Nova cédula de R$ 200, a contramão diante da incipiente digitalização

11 de agosto de 2020
Arterra/Getty Images

Lobo-guará vai estampar a nova cédula de R$ 200

O governo federal anunciou recentemente a nova cédula de R$ 200. Ilustrada com o lobo-guará, a nota deverá entrar em circulação até o fim de agosto no país. Essa novidade não acontece há 18 anos, quando tivemos o lançamento da nota de R$ 20. Porém este anúncio despertou mais dúvidas do que certezas nas pessoas: será a volta da inflação? Por que criar essa nota se estamos vivendo um momento em que o dinheiro físico está sendo substituído por formas digitais de pagamentos?

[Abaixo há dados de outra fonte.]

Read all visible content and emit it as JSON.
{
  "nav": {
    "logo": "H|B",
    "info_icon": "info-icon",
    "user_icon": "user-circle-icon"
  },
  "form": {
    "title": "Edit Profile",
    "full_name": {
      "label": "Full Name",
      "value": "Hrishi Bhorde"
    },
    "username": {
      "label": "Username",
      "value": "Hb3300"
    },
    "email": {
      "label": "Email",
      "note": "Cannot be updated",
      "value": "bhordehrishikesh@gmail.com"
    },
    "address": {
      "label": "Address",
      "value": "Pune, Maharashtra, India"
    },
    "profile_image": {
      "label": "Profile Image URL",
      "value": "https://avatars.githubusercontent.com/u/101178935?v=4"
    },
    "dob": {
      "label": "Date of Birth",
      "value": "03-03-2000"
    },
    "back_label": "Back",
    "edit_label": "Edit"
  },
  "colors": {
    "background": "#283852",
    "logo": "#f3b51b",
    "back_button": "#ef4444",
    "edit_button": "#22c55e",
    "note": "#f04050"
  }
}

Segundo o governo, a criação desta nota tem a ver com a demanda maior por dinheiro físico durante a pandemia. O grande motivo, segundo eles, é que as pessoas estão guardando mais dinheiro em tempos de incertezas, além do saque do auxílio emergencial por milhões de brasileiros. Porém, de acordo com o relatório da Febraban (Federação Brasileira de Bancos), as pessoas físicas fizeram 74% das transações bancárias pelos canais digitais em abril (início do isolamento social).

Com esse anúncio, podemos afirmar também que o Banco Central vai na contramão do que ele mesmo pretende com a agenda de digitalização financeira no Brasil. Previsto para estar disponível em novembro, o PIX, sistema de pagamentos instantâneos brasileiro, carrega um grande potencial para reduzir a demanda por dinheiro físico, já que sua premissa é tornar as transações financeiras algo bem simples e sem a necessidade do papel moeda.

De acordo com um estudo realizado pela consultoria Boanegers, o PIX deve acelerar a redução do uso das cédulas pela metade do que ela representa atualmente em um espaço de dez anos, de 29% das transações atuais para 14% em 2030. Outra pesquisa realizada pelo Plano CDE, entre 30 e 31 de julho, aponta que 60% dos entrevistados preferem notas menores que R$ 200 para saques, enquanto 76% acreditam que a nova cédula pode dificultar o troco.

Nesse sentido, só podemos prever que a criação de uma nova cédula com valor maior só será comemorada por quem precisa guardar dinheiro ilegal em casa. Em alguns países, por exemplo, o uso da moeda física é cada vez menor. Isso acontece para dificultar a evasão fiscal e o narcotráfico, já que esse tipo de mercado foge de pagamentos capazes de rastreamento. O Banco Central Europeu, por exemplo, interrompeu e tirou de circulação a nota de € 500, já o Banco Central da Índia recolheu as de 100 rupias. Por outro lado, no Brasil, a emissão da nota de R$ 200 gerará um volume menor de dinheiro em espécie para grandes quantias, o que facilitará a logística do transporte e do armazenamento das notas para ocultação de recursos.

Além disso, o governo brasileiro também aposta na criação de um novo tributo para pagamentos digitais. Embora não tenha enviado a proposta para o Legislativo, não é de hoje que o Ministério da Economia estuda formas de taxar a economia digital. A depender dos valores de alíquotas e do pacote completo da reforma tributária, podemos de fato ter ainda mais estímulos para estocar notas. Vale lembrar sempre que a economia digital ainda é muito recente no país. Se, de largada, teremos novos tributos, como ficará o avanço das novas tecnologias nacionais?

Antes de criar qualquer tipo de novas cédulas ou imposto, o governo federal deveria ter um planejamento claro e objetivo que identifique possíveis efeitos colaterais dessas medidas. Além disso, é fundamental investir na digitalização de processos e transações financeiras. Com a pandemia do novo coronavírus, vimos muitas empresas anteciparem a sua transformação digital e no setor financeiro não pode ser diferente. Nesse período, notamos também uma grande redução nos pagamentos em dinheiro físico, o que não justifica, por exemplo, a criação de uma nova cédula. O futuro é o pagamento instantâneo e digital. Olhar para frente é encontrar soluções que mirem um objetivo claro de desenvolvimento e que facilitem o dia a dia a vidas das pessoas.

*Vitor Magnani é presidente da Associação Brasileira Online to Offline (ABO2O) e do Conselho de Comércio Eletrônico da Fecomercio/SP. Professor da FIA e especialista em Relações Institucionais e Governamentais para ecossistemas inovadores.